Unter den verschiedenen Formen von Muskelverletzungen stellt der Muskelriss die schwerwiegendste dar – Muskelkater, Muskelzerrung und Muskelfaserriss sind im Vergleich zum vollständigen Abriss eines Muskels weit weniger folgenschwer. Läufer, die einen Muskelriss erleiden, sind in der Regel nicht mehr in der Lage, das betroffene Bein zu bewegen – geschweige denn weiter zu laufen.
Von Muskelrissen sind vor allem Sportler wie Kurzstreckensprinter, Tennisspieler und Fußballer betroffen, die ihre Oberschenkelmuskulatur bei gleichzeitiger maximaler Belastung ganz plötzlich anspannen müssen.
Ursachen, Symptome, Diagnose, Therapie und Vorbeugung des Muskelrisses sind dieselben wie beim Muskelfaserriss, der in diesem Portal bereits ausführlich beschrieben wurde, weshalb an dieser Stelle nur eine kurze Übersicht erfolgt.
Die Symptome eines Muskelrisses
Der vollständige Riss eines Muskels macht sich durch heftige Schmerzen bemerkbar, die ohne jede Vorwarnung auftreten. Den verletzten Muskel noch zu bewegen oder gar mit dem Lauftraining weiterzumachen, ist so gut wie unmöglich. Ist ein großer Muskel gerissen, sind möglicherweise deutlich erkennbare Einbuchtungen und Dellen im verletzten Bereich zu sehen. Beim kompletten Muskelabriss kommt es rasch zu starken Blutungen im Gewebe.
Ursache von Muskelrissen
Die Ursache für das Auftreten eines Muskelrisses liegt in der übergroßen Dehnung und maximalen Belastung eines nicht genügend aufgewärmten Muskels. Kalte Witterung und eine Neigung zu Muskelverhärtungen können Muskelrisse begünstigen.

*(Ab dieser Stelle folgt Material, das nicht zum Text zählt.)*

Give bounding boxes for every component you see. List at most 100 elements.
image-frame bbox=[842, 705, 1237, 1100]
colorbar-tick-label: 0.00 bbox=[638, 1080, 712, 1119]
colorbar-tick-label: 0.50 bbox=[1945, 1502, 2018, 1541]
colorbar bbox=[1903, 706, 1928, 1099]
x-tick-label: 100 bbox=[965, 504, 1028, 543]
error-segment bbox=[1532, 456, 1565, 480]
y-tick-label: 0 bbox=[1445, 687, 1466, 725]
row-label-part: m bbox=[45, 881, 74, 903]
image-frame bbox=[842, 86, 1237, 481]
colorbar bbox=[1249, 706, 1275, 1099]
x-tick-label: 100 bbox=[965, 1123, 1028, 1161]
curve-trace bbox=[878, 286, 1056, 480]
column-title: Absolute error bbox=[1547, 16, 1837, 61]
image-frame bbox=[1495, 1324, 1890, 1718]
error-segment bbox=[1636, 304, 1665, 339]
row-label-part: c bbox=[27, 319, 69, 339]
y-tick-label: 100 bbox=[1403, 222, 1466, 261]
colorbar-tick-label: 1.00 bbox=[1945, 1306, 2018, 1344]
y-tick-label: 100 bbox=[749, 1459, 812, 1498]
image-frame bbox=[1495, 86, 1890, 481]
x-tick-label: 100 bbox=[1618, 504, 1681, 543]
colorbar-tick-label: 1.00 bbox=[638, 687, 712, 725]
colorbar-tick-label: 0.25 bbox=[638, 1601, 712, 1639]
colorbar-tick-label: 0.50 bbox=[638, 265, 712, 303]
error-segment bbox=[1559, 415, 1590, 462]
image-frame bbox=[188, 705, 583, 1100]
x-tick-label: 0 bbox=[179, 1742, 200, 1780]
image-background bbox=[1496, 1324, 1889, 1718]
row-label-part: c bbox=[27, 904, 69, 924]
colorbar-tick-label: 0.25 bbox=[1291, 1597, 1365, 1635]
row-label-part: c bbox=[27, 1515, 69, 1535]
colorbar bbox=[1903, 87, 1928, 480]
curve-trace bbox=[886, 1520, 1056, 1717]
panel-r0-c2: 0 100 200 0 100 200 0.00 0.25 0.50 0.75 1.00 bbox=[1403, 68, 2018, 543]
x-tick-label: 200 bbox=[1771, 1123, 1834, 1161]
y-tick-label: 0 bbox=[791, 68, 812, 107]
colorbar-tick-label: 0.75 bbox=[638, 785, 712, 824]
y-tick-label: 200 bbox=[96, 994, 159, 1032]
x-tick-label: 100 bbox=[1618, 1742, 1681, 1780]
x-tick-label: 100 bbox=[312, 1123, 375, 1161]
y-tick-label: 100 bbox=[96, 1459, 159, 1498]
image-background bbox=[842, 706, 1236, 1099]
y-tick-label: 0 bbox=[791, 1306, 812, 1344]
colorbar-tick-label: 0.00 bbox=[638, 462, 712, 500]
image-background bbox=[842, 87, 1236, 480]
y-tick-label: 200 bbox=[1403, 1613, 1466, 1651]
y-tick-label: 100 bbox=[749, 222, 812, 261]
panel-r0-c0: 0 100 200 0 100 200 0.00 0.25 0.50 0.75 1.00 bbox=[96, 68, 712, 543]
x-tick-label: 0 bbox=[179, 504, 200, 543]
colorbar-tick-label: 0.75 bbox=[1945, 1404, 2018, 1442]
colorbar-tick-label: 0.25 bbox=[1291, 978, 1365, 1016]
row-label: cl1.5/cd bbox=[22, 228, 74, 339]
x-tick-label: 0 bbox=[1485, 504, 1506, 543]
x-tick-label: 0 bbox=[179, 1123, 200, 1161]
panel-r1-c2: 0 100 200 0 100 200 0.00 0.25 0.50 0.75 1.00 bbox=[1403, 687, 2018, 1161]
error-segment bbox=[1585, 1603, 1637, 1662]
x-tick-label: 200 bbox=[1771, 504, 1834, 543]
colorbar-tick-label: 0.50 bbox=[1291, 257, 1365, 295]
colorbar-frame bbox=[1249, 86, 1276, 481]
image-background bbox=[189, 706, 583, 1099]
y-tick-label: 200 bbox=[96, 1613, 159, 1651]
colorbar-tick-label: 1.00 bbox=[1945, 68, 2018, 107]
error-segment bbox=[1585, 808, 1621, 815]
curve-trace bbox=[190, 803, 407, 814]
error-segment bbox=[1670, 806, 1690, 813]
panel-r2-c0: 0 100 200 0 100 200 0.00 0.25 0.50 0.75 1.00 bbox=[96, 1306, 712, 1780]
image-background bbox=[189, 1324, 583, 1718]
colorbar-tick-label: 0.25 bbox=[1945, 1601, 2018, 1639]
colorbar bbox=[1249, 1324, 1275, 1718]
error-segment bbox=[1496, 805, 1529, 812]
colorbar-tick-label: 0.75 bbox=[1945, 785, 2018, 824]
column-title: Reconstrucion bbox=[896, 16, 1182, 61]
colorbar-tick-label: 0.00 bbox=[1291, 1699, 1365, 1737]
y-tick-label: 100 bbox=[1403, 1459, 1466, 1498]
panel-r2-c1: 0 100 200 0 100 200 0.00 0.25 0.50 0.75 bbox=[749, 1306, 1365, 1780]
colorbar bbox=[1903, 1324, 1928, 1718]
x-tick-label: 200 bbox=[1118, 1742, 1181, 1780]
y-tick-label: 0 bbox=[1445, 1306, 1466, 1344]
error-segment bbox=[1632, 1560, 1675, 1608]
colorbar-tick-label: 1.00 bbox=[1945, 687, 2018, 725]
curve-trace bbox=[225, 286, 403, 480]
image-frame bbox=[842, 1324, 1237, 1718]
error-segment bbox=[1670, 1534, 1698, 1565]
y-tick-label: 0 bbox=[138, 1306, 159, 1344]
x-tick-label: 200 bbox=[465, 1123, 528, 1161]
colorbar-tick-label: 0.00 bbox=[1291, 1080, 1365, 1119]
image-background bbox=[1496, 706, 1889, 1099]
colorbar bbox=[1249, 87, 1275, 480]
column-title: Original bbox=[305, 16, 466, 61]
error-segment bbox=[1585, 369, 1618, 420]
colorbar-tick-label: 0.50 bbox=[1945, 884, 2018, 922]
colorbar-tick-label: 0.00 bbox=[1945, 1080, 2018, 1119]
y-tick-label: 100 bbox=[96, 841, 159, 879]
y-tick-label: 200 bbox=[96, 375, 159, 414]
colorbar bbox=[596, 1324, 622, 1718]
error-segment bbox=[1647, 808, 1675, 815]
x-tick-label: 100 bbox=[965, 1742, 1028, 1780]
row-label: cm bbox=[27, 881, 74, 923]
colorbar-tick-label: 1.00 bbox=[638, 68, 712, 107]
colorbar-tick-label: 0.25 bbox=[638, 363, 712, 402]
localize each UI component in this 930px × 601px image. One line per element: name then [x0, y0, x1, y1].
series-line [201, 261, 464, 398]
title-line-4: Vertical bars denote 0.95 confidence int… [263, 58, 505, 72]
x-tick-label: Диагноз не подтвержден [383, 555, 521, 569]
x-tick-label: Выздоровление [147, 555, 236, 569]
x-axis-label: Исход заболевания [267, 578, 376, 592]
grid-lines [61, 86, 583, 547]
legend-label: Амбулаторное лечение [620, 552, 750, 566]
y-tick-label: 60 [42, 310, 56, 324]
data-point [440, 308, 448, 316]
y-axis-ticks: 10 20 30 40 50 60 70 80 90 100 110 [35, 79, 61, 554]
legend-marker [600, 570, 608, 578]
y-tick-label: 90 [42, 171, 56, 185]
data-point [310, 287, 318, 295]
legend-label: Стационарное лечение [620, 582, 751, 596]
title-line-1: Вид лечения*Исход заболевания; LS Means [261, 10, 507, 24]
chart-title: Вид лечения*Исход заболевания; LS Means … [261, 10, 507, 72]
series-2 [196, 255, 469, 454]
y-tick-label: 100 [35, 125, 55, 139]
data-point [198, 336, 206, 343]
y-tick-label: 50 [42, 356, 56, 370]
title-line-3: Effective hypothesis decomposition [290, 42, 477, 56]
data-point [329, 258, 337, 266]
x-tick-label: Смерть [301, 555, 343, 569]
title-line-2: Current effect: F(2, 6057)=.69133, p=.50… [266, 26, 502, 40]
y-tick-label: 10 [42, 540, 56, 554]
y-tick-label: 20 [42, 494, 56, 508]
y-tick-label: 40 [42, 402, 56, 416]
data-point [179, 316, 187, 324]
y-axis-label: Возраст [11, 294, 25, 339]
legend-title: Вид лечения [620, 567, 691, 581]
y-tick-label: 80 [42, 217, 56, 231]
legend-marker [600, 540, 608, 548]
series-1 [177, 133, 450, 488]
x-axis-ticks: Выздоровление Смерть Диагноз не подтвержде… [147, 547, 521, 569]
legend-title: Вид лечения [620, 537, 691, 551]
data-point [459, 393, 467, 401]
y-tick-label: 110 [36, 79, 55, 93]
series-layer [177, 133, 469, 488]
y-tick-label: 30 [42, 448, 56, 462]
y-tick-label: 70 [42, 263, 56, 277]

Die Diagnose des Muskelrisses
Die Diagnostik eines Muskelrisses erfolgt mit Hilfe von Muskelfunktionstests, Ultraschalltest und Kernspinuntersuchungen, wobei die Interpretation der bildgebenden Verfahren durch die großen Einblutungen erschwert wird.
Therapie beim Muskelriss
Die Erstversorgung eines gerissenen Muskels erfolgt nach der PECH-Regel, wobei aber zügig ein Arzt aufgesucht werden sollte, um das Ausmaß der Verletzung zu diagnostizieren und die nötigen Behandlungsschritte einzuleiten. Ein Muskelriss wird normalerweise erst dann operativ therapiert, wenn der Riss länger ist als zwei Drittel des Muskelquerschnitts, so dass der Riss eine erhebliche Unterbrechung des Muskels darstellt. Ein weiterer Grund für eine Operation ist ein stark ausgedehntes Hämatom, das auf diesem Weg ausgeräumt wird. Wenn irgend möglich, werden solche Operationen aber zumindest bei Eliteläufern vermieden, da sie unter Umständen mit erheblichen Funktionsverlusten der Muskulatur einhergehen können.
Einem Muskelriss vorbeugen
Die beste Vorbeugung eines Muskelrisses besteht in einem gründlichen Aufwärmen – vor allem vor sehr belastungsintensiven Läufen wie Sprints. Regelmäßige Dehnübungen, Krafttraining sowie das Einhalten der Regenerationszeiten und das Vermeiden von sportlichen Überlastungen sind ebenfalls sinnvolle Maßnahmen, um Muskelrisse zu verhindern.